Billionaire investor George Soros said Europe faces 25 years of Japanese-style stagnation unless politicians pursue further intergration of the currency bloc and change policies that have discouraged banks from lending.

While the immediate financial crisis that has plagued Europe since 2010 “is over,” it still faces a political crisis that has divided the region between creditor and debtor nations, Soros, 83, said in a Bloomberg Television interview in London on Wednesday. At the same time, banks have been encouraged to pass stress tests, rather than boost the economy by providing capital to businesses, he said.
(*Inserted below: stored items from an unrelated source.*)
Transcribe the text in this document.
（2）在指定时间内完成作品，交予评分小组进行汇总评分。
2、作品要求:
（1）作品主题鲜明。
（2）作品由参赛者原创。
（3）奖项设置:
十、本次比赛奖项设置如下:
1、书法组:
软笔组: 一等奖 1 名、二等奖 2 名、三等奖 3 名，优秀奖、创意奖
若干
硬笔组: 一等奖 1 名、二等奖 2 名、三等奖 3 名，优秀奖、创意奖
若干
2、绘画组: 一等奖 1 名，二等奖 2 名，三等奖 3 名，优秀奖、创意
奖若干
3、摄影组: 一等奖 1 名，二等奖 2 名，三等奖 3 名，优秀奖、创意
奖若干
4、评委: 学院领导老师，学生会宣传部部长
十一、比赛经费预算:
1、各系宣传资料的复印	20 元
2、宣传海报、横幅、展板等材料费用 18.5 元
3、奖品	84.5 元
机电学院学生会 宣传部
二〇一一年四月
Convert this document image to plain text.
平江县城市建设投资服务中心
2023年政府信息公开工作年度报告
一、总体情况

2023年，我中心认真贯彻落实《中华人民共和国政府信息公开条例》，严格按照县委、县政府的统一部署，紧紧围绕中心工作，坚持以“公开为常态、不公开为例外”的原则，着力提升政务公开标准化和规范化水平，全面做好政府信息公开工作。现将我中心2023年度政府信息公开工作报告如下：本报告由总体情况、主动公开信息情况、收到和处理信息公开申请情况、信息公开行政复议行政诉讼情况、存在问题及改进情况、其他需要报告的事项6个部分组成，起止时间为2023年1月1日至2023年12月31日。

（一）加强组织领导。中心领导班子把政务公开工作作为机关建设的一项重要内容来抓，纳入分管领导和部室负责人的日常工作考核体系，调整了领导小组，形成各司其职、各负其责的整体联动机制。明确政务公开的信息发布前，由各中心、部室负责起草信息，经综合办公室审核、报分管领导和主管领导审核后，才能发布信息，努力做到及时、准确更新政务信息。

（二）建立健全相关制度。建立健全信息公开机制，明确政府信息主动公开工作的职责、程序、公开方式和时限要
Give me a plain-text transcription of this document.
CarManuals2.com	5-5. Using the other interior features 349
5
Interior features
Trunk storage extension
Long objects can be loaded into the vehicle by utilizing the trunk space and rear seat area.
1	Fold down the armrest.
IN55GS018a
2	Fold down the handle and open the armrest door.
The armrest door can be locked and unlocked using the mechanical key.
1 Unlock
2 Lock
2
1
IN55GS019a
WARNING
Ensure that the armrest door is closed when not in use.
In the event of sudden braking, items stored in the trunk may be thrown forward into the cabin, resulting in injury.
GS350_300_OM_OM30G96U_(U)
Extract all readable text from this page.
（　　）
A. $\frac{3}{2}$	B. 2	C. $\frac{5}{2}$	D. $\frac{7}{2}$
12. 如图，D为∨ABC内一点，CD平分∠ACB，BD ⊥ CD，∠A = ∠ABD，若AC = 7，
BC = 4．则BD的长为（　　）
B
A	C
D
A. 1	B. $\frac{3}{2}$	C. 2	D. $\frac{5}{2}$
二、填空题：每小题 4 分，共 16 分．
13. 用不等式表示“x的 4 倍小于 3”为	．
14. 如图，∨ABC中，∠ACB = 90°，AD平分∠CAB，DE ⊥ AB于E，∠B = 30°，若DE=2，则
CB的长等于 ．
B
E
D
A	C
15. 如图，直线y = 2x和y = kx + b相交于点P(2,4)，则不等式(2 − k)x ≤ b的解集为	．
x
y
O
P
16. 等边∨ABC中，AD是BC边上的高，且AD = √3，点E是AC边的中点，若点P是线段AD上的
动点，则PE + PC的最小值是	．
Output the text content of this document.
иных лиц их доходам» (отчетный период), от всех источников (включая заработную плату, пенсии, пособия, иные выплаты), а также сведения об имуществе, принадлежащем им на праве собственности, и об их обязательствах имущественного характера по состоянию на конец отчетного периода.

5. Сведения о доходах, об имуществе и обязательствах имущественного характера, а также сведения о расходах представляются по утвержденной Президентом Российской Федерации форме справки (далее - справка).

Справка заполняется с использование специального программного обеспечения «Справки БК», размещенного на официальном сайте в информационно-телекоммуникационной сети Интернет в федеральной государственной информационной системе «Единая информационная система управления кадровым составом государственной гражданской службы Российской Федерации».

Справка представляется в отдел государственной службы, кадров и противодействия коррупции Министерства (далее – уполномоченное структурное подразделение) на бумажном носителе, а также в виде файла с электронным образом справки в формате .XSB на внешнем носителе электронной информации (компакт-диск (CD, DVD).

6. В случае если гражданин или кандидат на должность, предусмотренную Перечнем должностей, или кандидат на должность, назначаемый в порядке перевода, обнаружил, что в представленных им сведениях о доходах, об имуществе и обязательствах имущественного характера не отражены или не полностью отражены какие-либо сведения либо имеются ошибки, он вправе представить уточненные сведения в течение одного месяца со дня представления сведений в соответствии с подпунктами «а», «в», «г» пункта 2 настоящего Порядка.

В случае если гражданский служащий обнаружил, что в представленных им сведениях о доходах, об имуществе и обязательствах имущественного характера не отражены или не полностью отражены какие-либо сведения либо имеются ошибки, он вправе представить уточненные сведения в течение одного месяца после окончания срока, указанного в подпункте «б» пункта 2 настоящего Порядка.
Europe “may not survive 25 years of stagnation,” Soros said in the interview with Francine Lacqua. “You have to go further with the integration. You have to solve the banking problem, because Europe is lagging behind the rest of the world in sorting out its banks.”

Soros, whose hedge-fund firm gained about 20 percent a year on average from 1969 to 2011, has been a constant critic of how the European currency bloc was designed and of budget cuts imposed on indebted nations such as Greece and Spain at the height of the crisis. He said more “radical” policies are required to avoid a “long period” of stagnation.

European bank shares are “very depressed,” making it an “attractive time” to invest, Soros said. Still, he said it is going to be a “very tough year” for lenders as they try to shrink balance sheets and boost their capital to pass the European Central Bank’s stress tests, he said.

Soros Fund Management LLC, the hedge-fund firm that Soros turned into a family office three years ago to manage only his personal wealth, made $5.5 billion of investment gains last year, according to LCH Investments NV. The profits were more than any other hedge-fund manager, according to LCH, a firm overseen by the Edmond de Rothschild Group that invests in hedge funds.